I remember working one day with Don and Thom on a mix for the title track of Mighty Love for the Spinners and loving all the tracks from that album such as “Love Don’t Love Nobody” and “Mighty Love”. It was a day session, and we were in Studio 2. All of a sudden, Michael Hutchinson came into the control room and said, “Man you should hear the track we are cutting upstairs! Are you guys using the Countryman Phase Shifter?” We weren’t, and he grabbed it and returned upstairs where he proceeded to use it to manually phase the drums on the track as they recorded it. It was “For the Love of Money” a tremendous record that Gamble and Huff were producing, which is a song most people still know today. It was used for the theme of the TV show The Apprentice.

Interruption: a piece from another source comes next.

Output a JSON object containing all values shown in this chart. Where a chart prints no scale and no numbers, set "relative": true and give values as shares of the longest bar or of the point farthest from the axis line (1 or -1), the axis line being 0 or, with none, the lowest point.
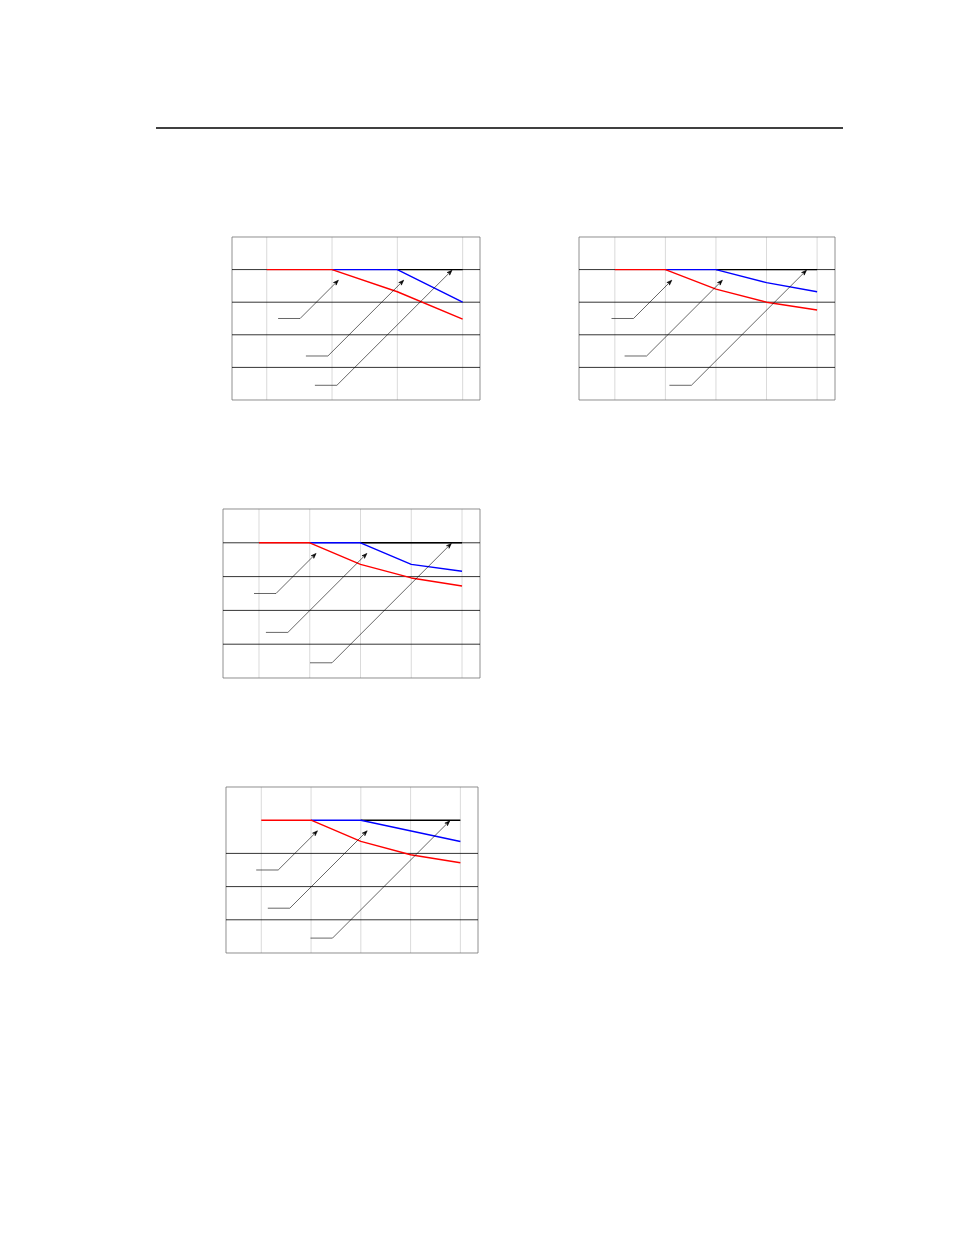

“For the Love of Money” was co-written by Anthony Jackson, Gamble and Huff. The band was playing their hearts out on that track with Jackson playing bass as well as Ronnie Baker playing the root bass line and Jackson adding the higher signature bass line that so establishes that groove. That song was assisted on through the whole original dates by Michael, but I did finish a session one night downstairs and then went up to listen to them working on it. I hung out on the night session when Rocco Bene played the trumpet solo parts after the horn section had done their part. I remember it well just sitting around out in the studio with Rocco while his lips rested between solo takes. Arthur Stoppe later worked on the Quad remixes of that album but during the original sessions Michael had assisted Joe Tarsia on almost every date.